Learning to understand your rat
Twenty minutes of observation will give you the perfect window into a rat's character. If you watch the rat you intend to buy interacting with other rats his age, you will see if he is the cage bully or if he shares the food bowl nicely with others. You will find that each rat has his own "personality," but there are also several distinct actions that make up the universal rat language of happiness and distress. Understanding your rat is often as simple as recognizing these behaviors and signs.
Rats Are Social
Rats are social animals. They love sleeping in piles, squabbling over crumbs with their cage mates and wrestling together playfully. Your pet may be happiest with other rats, even though most rats are "people pleasers." They learn to trust humans and actively seek out the attentions of their owners. This tendency sets rats apart from other small mammals such as hamsters, which seem to tolerate rather than enjoy human company.
If you spend time with a happy, healthy rat colony, you will notice the rats licking and pawing over each other's ears, coats, noses and tails. Mutual grooming is an affectionate action, reminiscent of young life and the caretaking behaviors of a mother rat. Rats that groom each other are happy rats, and you should consider it a great compliment if your rat starts licking and grooming your fingers or hair during a quiet moment together. He is trying to care for you, not getting ready to take a bite out of your hand.

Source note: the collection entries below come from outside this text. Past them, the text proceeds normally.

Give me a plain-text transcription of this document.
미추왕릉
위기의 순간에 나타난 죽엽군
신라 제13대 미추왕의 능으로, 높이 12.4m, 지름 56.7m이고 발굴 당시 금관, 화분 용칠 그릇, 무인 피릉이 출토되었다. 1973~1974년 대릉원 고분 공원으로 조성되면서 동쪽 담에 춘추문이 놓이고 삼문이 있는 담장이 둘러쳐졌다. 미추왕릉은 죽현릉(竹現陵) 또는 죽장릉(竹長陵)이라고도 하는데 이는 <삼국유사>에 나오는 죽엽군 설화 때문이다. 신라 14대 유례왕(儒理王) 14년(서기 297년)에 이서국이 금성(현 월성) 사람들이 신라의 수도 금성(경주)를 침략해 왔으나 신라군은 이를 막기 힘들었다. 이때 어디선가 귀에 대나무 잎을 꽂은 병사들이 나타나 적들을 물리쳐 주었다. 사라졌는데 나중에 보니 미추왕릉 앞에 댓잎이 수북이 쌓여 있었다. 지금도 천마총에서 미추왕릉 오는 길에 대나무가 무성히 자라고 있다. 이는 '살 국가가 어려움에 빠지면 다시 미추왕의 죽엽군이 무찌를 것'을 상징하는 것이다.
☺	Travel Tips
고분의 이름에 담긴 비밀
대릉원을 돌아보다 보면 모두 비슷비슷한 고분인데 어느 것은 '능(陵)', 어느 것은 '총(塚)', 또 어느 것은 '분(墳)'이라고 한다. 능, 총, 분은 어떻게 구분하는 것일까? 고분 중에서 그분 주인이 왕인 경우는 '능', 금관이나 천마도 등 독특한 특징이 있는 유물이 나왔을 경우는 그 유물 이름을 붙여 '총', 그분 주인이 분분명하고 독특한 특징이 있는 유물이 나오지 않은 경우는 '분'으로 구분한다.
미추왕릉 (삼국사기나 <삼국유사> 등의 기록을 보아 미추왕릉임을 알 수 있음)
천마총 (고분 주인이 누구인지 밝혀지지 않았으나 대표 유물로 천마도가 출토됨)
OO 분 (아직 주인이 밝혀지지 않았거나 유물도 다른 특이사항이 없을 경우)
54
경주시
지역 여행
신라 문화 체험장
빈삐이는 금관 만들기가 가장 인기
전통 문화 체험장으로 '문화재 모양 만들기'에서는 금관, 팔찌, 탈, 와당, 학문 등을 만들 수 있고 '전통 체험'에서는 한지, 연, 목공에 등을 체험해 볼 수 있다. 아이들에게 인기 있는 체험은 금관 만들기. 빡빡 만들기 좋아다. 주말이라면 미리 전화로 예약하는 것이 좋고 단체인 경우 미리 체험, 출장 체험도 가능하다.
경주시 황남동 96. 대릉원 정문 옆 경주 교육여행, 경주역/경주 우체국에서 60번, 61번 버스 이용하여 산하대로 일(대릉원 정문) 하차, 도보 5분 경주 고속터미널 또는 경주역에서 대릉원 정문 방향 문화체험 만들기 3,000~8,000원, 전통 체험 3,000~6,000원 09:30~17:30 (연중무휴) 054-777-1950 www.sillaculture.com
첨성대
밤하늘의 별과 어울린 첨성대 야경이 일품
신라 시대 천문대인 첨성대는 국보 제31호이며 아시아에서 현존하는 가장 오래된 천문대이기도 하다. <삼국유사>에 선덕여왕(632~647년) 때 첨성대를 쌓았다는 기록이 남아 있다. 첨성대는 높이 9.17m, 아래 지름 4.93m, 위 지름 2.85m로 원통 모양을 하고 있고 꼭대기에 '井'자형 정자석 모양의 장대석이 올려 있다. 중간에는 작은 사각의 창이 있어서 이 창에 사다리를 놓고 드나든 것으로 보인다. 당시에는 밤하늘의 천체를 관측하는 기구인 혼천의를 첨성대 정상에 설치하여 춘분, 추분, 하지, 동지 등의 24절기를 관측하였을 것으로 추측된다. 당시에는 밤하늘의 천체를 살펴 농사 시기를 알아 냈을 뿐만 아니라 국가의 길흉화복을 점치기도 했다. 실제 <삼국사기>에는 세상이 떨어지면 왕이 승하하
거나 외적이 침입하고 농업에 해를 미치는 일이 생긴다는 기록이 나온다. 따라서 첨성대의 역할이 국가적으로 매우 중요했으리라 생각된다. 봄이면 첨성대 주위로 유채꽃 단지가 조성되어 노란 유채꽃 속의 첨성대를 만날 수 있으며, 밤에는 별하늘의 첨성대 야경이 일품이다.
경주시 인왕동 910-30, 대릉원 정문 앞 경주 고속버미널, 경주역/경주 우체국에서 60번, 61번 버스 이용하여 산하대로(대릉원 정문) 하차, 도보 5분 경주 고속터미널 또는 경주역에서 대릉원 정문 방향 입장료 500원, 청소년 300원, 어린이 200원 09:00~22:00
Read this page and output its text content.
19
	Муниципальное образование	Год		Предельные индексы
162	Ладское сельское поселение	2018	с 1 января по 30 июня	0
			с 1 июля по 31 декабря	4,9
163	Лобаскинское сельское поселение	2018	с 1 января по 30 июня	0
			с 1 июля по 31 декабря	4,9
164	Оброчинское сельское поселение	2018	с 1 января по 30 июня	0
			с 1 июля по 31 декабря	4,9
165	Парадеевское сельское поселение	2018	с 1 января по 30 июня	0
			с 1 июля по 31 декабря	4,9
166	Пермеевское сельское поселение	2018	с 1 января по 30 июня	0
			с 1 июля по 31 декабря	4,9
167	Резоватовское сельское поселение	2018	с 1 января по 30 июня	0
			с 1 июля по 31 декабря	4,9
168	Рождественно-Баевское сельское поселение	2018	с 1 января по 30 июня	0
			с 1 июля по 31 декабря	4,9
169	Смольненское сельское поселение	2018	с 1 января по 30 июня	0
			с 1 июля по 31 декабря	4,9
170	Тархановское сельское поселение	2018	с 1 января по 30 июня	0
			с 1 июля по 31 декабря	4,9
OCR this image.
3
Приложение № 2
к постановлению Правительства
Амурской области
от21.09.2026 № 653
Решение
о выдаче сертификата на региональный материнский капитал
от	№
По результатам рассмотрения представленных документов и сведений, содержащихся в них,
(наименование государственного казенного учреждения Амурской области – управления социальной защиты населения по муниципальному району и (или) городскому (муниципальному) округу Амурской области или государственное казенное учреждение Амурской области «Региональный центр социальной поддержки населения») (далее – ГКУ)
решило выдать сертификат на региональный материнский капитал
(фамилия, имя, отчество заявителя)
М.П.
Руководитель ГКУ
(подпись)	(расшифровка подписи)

Rats Grind Teeth When Happy
Rats also grind their teeth when they're happy. This behavior is called bruxing, and it is often compared to purring in cats. You may not notice this soft sound at first unless your rat is perched on your shoulder at ear level. Once your rat gets going, it may seem as if the vibration generated by his grinding teeth carries through his entire body, causing him to shake all over.
This happy tooth grinding should not be mistaken for the warning tooth chattering that rats make when they are agitated. Your rat's body language should tell you whether or not he is distressed. If the hair on his back is standing up or if your rat's whole body is stiffened and alert, eyes steely and focused, then he is likely upset. A rat may make screeching or hissing sounds when he is confronted or attacking another. If your rat shows signs of anger or acts viciously toward another rat in the colony, separate him from the group and give him time to calm down before you reintroduce him to the cage.
The Dominant Rat
Playful posturing is a regular part of the rat social hierarchy. You're most likely to witness dominance drama when you introduce a new rat to your colony. After a sniff-over and a brief wrestling match, the less-dominant rat in a new pair may end up pinned on his back on the floor. He should suffer no serious injuries, save injured pride. The squeaks and squeals you hear from your rats when they're sparring playfully like this are indignant protests ("Hey!") rather than shrieks of distress. Separate your rats if one bites another hard enough to make him bleed.
It's important to spend time with your rats every day so that you can recognize any abnormal anti-social behavior. If one of your pets seems unusually listless, shows little interest in food or isolates himself from the rest of the pack, then there is probably something wrong with him. Get help from a veterinarian that specializes in small mammals as soon as possible.